EDG said:
I'm trying to get my head around the numbers involved here in case they shed any light on the matter.
(SNIP energy calculations)
Summary:
Asteroid Mass: 500KTons
Volume: 37.4KTons
Orbital Velocity: 5km/s
So far so good... but I can't help but feel that we're overlooking something here. The problem is that asteroids aren't stationary objects - they're orbiting the star. This means that they have velocity to start with, which also means that they have momentum. Let's say that out in the Kuiper belt (call it about 40 AU from the star), the orbital velocity of a planetoid is about 5 km/s - similar to Pluto. Momentum is equal to (mass * velocity), so our 50m radius iceball, with its mass of 500,000,000 kg, and going at 5000 m/s (funny how this is all fives!) has a momentum of 2.5e12 Newton seconds.

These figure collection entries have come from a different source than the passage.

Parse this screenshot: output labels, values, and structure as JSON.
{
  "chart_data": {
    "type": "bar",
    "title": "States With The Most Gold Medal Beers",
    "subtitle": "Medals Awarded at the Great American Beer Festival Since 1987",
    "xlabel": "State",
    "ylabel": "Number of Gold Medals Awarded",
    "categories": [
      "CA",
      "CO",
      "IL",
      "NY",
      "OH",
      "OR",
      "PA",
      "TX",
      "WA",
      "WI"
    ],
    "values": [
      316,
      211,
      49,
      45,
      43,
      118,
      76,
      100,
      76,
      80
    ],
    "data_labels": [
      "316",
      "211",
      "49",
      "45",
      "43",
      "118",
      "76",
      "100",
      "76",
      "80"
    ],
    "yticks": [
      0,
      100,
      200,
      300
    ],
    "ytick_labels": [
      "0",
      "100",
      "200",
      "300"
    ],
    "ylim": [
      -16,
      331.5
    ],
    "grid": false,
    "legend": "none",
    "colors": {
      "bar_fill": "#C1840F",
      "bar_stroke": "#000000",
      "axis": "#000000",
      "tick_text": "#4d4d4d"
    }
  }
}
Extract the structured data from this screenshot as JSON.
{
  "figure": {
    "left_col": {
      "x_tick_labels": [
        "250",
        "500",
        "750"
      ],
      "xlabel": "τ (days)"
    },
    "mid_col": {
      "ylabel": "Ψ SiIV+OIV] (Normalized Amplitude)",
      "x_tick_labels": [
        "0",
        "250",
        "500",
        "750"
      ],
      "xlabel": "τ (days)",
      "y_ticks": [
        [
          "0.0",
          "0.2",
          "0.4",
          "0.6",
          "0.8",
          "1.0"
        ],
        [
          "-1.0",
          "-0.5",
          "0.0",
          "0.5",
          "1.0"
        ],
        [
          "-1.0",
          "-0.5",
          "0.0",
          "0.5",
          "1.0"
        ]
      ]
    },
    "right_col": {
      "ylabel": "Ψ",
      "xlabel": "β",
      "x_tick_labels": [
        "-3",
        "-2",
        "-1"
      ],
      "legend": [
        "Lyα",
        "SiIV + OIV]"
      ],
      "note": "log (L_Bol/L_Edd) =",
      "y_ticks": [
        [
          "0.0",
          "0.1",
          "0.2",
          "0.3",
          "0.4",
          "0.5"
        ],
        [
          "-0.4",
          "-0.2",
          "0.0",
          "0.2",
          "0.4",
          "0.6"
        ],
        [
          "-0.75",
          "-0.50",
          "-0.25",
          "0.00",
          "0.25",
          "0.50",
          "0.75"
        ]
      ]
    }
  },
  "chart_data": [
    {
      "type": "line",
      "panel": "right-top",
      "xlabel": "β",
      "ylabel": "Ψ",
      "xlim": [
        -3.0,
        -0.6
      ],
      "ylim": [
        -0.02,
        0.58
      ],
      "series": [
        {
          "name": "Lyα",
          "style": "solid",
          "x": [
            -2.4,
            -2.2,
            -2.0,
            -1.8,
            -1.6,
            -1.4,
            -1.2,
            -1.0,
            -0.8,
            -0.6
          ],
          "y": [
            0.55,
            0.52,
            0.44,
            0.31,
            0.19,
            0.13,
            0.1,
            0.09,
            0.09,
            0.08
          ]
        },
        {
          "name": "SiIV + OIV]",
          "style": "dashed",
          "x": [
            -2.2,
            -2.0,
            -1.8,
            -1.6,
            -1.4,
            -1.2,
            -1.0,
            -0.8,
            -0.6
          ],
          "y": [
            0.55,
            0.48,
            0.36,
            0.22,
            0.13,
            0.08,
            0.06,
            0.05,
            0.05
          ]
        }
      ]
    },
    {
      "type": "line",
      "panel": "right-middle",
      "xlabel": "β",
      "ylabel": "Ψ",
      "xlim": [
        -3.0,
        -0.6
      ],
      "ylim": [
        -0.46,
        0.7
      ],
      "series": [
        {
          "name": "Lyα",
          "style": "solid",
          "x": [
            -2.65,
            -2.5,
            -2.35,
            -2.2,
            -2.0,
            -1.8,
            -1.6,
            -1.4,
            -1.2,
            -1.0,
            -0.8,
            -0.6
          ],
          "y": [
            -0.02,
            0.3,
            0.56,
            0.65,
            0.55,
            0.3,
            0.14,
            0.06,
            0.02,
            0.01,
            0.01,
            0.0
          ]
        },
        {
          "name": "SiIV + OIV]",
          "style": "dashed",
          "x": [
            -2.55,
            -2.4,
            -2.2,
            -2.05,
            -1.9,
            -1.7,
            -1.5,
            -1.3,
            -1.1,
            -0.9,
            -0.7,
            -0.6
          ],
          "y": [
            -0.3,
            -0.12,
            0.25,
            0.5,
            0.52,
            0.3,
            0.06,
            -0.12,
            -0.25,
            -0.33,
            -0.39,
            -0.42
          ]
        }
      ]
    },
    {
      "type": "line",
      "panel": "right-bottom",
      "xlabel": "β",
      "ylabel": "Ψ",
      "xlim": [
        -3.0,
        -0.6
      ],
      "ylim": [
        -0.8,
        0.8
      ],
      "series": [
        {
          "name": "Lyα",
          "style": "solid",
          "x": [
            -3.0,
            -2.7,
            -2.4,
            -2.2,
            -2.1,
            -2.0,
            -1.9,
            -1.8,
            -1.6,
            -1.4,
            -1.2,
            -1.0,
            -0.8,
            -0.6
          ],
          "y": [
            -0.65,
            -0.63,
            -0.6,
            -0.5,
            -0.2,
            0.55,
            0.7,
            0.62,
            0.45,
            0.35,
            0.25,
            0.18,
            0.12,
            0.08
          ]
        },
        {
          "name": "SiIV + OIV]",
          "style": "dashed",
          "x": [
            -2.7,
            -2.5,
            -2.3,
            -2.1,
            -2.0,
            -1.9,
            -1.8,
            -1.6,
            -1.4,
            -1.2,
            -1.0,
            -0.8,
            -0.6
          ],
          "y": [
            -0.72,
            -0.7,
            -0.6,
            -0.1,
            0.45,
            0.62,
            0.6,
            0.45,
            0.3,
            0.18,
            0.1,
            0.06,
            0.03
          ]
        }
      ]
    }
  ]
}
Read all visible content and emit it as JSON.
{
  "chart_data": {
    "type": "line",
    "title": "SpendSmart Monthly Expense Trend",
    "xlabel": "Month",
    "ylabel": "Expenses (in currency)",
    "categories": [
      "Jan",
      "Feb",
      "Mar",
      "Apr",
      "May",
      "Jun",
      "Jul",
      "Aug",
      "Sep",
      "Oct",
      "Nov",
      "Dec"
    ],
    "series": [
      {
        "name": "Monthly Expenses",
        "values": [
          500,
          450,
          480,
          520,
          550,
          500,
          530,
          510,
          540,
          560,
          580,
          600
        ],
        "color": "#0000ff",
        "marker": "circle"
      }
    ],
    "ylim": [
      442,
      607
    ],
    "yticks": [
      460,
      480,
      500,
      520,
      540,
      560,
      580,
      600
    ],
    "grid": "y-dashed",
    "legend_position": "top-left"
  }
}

Unfortunately, here's where my understanding breaks down because I can't recall how to figure out how its initial momentum affects any attempt to change the velocity of the asteroid. This is possibly complicated by the fact that thrusters are reactionless drives, and so conservation of momentum kinda gets thrown out of the window. But qualitatively speaking at least my gut instinct is that the asteroid's orbital momentum (or possibly its inertia) has to be overcome before its velocity and acceleration vector can be changed to point toward the centre of the system (where the habitable target planet is), and that is probably going to be hard to do for a body of this mass travelling at 5 km/s. But I'll have to leave that to someone with a better understanding of mechanics than I have...
Well, it's been about 10 years since my Orbital Mechanics classes, but I should be able to help:
Since we are using reactionless thrusters, you don't have conservation of momentum, so you don't need to worry about it. Also, momentum would be important here if we had to worry about reaction mass for thrust, which we don't.
BUT, since the object is most likely orbiting in the same direction as the target planet, you will have to overcome that 5kps orbital speed as part of your calculations. Since we are going Near-C, you can probably not worry about that though. Assume 0.5c (150,000 kps) and that 5kps is negligible.
So, figuring Kinetic Energy directly is probably just fine.
When the object (solid or ice or rubble or whatever) hits the atmosphere, it will convert all of it's KE to heat and deformation of the atmosphere (wind) and planetary surface (crater). Some of that will leak back in to space, but most would be absorbed by the planet and atmosphere.
While it is possible that a SMALL fission process might take place, I don't have the formulas to crunch the actual temperatures to see if fission is possible, so lets assume it isn't.
All of this will happen within a fraction of a second.
I don't think even a 500Kton rock will be enough to extinguish life on a planet (the Dinosaur killer was what 10 km in diameter?). BUT, it would sure ruin a cities day and have devastating weather changes all over the planet.
Compared to the size of a PLANET, a 50m rock isn't all that big, but the velocity is what gets you. You could probably get the same effect by accelerating a ship (5000tons or so) to the same velocity and aiming it at a planet.
At 1g, it would take 177 days (25.3 weeks) to get to 0.5c.
It would have to travel approximately 7,650 AU.
So, while it is POSSIBLE, surely a few well placed Nukes would be cheaper, easier and faster.
. though even after 40 AU of acceleration it'd still be going fast enough to cause some serious damage I think?